Au terme de ces manipulations aux antipodes de ce que m’ont toujours prodigué les jeunes filles graciles d’Asie du Sud-est, ce digne successeur de Gengis Khan ou de Tamerlan m’a escorté jusqu’au hammam. D’autorité, il m’a assis, a recouvert mes bras, mon dos et mes épaules d’une espèce de pâte de gingembre qui m’a brûlé la peau, et m’a abandonné à ma souffrance…

Après quelques minutes, il a versé sur moi le contenu de trois bassines d’eau fraîche, puis froide et enfin glacée. J’ai compris que mon cauchemar était terminé quand il m’a aspergé d’eau de rose.

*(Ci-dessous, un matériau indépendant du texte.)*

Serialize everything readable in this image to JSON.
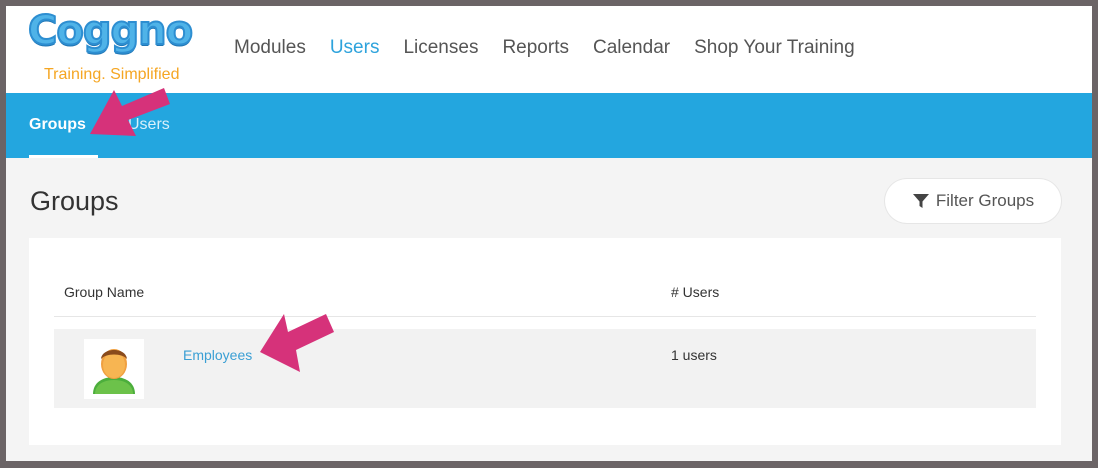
{
  "logo": {
    "word": "Coggno",
    "tagline": "Training. Simplified"
  },
  "nav": {
    "items": [
      {
        "label": "Modules",
        "active": false
      },
      {
        "label": "Users",
        "active": true
      },
      {
        "label": "Licenses",
        "active": false
      },
      {
        "label": "Reports",
        "active": false
      },
      {
        "label": "Calendar",
        "active": false
      },
      {
        "label": "Shop Your Training",
        "active": false
      }
    ]
  },
  "subnav": {
    "groups_label": "Groups",
    "users_label": "Users"
  },
  "page": {
    "title": "Groups",
    "filter_button": "Filter Groups"
  },
  "table": {
    "columns": [
      "Group Name",
      "# Users"
    ],
    "rows": [
      {
        "name": "Employees",
        "users": "1 users"
      }
    ]
  },
  "colors": {
    "accent": "#23a6df",
    "link": "#3a9fd4",
    "annotation_arrow": "#d6327a",
    "logo_orange": "#f5a623"
  },
  "icons": {
    "filter": "funnel-icon",
    "avatar": "user-avatar-icon",
    "annotation": "arrow-annotation-icon"
  }
}
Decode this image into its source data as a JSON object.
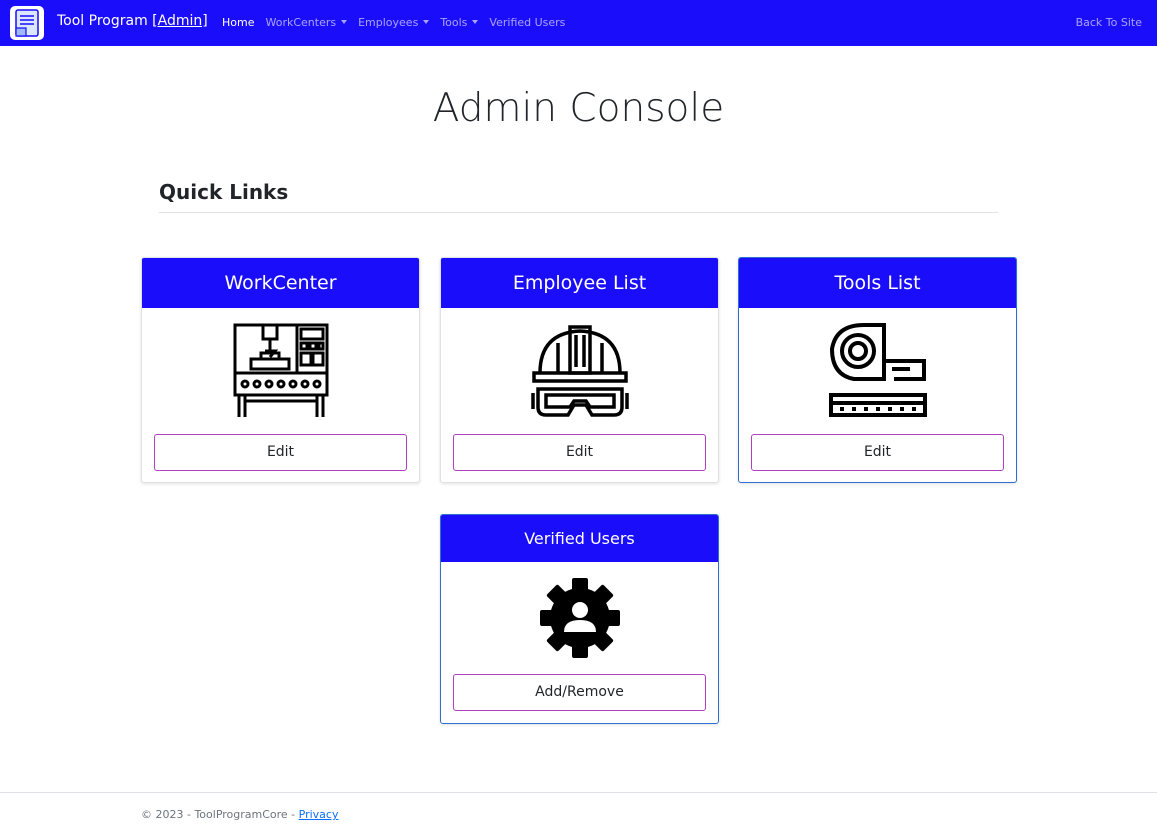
{
  "navbar": {
    "brand_text": "Tool Program ",
    "brand_admin": "[Admin]",
    "links": [
      {
        "label": "Home",
        "active": true
      },
      {
        "label": "WorkCenters",
        "dropdown": true
      },
      {
        "label": "Employees",
        "dropdown": true
      },
      {
        "label": "Tools",
        "dropdown": true
      },
      {
        "label": "Verified Users"
      }
    ],
    "back_link": "Back To Site",
    "color": "#1a0dfa"
  },
  "page": {
    "title": "Admin Console",
    "section_title": "Quick Links"
  },
  "cards": [
    {
      "title": "WorkCenter",
      "icon": "cnc-machine-icon",
      "button": "Edit"
    },
    {
      "title": "Employee List",
      "icon": "hard-hat-goggles-icon",
      "button": "Edit"
    },
    {
      "title": "Tools List",
      "icon": "tape-measure-icon",
      "button": "Edit"
    },
    {
      "title": "Verified Users",
      "icon": "user-gear-icon",
      "button": "Add/Remove"
    }
  ],
  "footer": {
    "text": "© 2023 - ToolProgramCore - ",
    "privacy": "Privacy"
  }
}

Son visage s’est alors éclairé d’un large sourire et il m’a tendu un drap de bain en me demandant « finished my friend. Good ? » Quand on vous pose ce genre de question, vous n’entrez pas dans des explications nuancées. Oui oui, c’était très bien. Ne me frappe plus…

Je me suis rhabillé, j’ai quitté le hammam, j’ai reçu les rayons du soleil comme une gifle en plein visage, mais je me sentais bien : le boxeur aux mains de pierre avait remis mon corps d’aplomb. Je ne ressentais plus le vol Paris/Tachkent, la traversée du désert de Khiva à Boukhara en voiture, 3 jours à piétiner les lieux saints et les 40 degrés. Magique… le voyage pouvait continuer.

PS : je ne suis pas mort, soyez rassurés.
PS 2 : je suis Marseillais et il m’arrive (parfois…) de légèrement exagérer mes propos (pas cette fois-ci, bien entendu).